Quellcode 1. Enumertation State in Java
enum State {
  ON,
  OFF
}

Die Aufzählung State ergänzen wir in dem Klassendiagramm und verwenden zudem ab jetzt englische Begriffe. Die Verwendung englischer Sprache im Quellcode ist üblich, da bei den meisten Programmiersprachen für die Sprachelemente sowie die Programmbibliotheken ohnehin englische Sprache verwendet wird, wie auch bei Java. Switch und Lamp erhalten beide OFF als initialen Wert für state.

oom klassendiagramm schalter lampe enum
Abbildung 3. Klassendiagramm mit Enumeration und englischen Begriffen

Sowohl Switch als auch Lamp verwenden State, was durch Pfeile in Abbildung 3 gekennzeichnet ist.

2. Objekte und Beziehungen zwischen Objekten erstellen

Um Objekte einer Klasse zu erstellen, wird ein sogenannter Konstruktor benötigt. In Java sind Konstruktoren besondere Methoden, die denselben Namen wie die Klasse tragen. Sie können Parameter haben, um z. B. Attribute zu initialisieren. In unserem Beispiel erhält Switch den Konstruktor Switch() und Lamp den Konstruktor Lamp(). Die beiden Konstruktoren haben also jeweils keinen Parameter.

Um die Beziehungen zwischen Objekten der Klasse Lamp und einem Objekt der Klasse Switch herzustellen bzw. auch wieder zu lösen, werden zusätzliche Methoden in Switch benötigt, für die wir mit connect bzw. disconnect möglichst passende Namen wählen. Sie haben beide einen Parameter mit dem Datentyp Lamp.

oom klassendiagramm schalter lampe enum erweitert
Abbildung 4. Klassendiagramm mit Enumeration und englischen Begriffen

Damit haben wir aus den User-Stories eine objektorientierte Struktur für die Software entworfen. Man nennt diesen Schritt objektorientierte Modellierung.

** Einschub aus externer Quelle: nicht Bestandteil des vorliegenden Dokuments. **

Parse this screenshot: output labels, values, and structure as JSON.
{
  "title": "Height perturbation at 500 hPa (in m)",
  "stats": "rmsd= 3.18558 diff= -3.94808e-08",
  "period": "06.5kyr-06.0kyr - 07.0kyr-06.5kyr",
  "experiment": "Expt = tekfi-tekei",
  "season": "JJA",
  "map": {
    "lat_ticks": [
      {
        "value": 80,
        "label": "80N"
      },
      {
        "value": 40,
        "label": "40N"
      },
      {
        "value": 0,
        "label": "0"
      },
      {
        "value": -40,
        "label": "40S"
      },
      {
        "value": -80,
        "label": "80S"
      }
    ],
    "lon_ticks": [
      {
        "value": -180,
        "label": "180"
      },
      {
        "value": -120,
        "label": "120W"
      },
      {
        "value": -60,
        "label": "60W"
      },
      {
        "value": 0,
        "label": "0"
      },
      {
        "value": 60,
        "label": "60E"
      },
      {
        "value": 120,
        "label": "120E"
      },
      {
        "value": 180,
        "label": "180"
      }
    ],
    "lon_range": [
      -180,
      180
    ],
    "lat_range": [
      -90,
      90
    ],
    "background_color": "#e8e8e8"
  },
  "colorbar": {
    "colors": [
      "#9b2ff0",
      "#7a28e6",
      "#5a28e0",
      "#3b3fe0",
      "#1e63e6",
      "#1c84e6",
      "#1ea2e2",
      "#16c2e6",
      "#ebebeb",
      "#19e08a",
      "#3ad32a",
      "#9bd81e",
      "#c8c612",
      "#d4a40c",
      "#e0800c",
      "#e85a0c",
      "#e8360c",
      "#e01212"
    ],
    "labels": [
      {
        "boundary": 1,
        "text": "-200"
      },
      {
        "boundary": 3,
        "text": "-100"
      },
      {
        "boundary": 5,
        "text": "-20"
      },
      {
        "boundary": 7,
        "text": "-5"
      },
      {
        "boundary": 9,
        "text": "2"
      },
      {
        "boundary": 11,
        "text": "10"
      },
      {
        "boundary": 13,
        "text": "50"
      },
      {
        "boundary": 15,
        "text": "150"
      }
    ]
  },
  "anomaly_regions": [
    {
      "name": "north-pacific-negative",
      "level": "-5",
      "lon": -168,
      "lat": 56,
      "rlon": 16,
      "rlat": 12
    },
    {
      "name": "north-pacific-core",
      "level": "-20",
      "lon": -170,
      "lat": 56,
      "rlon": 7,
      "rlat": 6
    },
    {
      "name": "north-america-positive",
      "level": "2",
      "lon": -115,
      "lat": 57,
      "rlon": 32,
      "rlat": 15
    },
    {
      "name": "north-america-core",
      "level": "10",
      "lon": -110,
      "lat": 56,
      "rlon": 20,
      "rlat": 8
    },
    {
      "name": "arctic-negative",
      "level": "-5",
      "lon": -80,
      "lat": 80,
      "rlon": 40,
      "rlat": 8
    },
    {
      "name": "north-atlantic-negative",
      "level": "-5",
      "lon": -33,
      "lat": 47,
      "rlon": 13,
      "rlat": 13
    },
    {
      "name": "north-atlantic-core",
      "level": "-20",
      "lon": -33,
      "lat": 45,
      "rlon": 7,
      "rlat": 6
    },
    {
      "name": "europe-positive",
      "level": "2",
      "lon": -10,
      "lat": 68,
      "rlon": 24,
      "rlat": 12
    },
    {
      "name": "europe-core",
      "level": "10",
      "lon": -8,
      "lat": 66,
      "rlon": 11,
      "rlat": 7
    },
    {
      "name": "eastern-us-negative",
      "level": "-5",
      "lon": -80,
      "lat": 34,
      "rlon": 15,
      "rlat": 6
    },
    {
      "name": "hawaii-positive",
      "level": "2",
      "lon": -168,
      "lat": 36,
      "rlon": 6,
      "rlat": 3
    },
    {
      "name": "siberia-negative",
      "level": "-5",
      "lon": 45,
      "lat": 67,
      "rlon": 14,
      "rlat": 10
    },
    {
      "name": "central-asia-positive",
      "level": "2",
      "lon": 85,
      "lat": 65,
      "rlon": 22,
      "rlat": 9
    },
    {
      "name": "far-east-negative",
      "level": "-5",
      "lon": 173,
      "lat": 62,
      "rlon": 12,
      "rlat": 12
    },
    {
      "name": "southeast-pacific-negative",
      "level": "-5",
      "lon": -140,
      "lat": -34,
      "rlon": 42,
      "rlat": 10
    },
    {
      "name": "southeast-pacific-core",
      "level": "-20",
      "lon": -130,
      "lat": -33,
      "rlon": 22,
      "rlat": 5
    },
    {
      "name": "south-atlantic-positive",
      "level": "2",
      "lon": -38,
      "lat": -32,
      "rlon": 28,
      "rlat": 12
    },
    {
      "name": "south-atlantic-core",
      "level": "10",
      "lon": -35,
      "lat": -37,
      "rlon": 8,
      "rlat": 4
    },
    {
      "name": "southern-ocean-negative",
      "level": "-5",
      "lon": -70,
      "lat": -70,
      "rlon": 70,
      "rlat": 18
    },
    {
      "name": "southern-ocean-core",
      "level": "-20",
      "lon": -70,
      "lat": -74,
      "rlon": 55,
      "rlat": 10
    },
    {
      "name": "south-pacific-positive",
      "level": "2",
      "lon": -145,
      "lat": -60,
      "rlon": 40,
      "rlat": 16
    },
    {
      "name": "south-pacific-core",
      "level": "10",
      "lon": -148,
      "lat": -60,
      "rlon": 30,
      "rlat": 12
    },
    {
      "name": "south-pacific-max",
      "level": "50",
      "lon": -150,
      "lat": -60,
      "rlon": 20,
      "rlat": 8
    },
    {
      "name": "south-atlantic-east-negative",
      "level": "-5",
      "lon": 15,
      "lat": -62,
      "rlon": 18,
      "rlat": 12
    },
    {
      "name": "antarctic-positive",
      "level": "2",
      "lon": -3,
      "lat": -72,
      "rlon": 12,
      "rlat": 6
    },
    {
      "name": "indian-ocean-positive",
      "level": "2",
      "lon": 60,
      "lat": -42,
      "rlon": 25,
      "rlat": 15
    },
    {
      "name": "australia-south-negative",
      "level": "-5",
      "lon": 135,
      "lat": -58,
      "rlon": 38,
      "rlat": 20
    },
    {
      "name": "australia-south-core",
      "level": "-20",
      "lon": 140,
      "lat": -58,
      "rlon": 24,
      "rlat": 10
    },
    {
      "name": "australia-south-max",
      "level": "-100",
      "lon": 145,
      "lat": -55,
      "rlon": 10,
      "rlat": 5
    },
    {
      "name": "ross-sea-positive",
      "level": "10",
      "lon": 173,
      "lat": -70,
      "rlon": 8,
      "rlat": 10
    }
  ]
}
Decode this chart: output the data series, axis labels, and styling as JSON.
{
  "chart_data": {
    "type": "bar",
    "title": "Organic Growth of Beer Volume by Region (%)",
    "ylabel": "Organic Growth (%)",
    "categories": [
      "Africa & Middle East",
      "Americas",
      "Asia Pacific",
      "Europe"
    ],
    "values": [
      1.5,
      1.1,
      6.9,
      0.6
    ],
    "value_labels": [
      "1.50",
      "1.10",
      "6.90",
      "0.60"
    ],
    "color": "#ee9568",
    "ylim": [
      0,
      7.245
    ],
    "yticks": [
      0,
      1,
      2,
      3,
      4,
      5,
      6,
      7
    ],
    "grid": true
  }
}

3. Die Aggregation (Hat-Beziehung)

Neben der Assoziation (Kennt-Beziehung) gibt es noch stärkere Beziehungstypen, u. a. die Aggregation (Hat-Beziehung) zwischen Objekten bzw. Klassen. So hat ein Motorrad ein Vorderrad.

oom objektdiagramm aggregation
Abbildung 5. Objektdiagramm mit Aggregation

Die Raute (auch Diamand genannt), die diesen Beziehungstyp kennzeichnet, darf nicht wie die Pfeilspitze der Assoziation interpretiert werden, denn die Beziehung geht vom Motorrad zum Vorderrad und nicht vom Vorderrad zum Motorrad. Auf der Ebene der Programmierung ist bei einer Aggregation die Klasse Motorrad für die Verwaltung der Objekte der Klasse Vorderrad zuständig.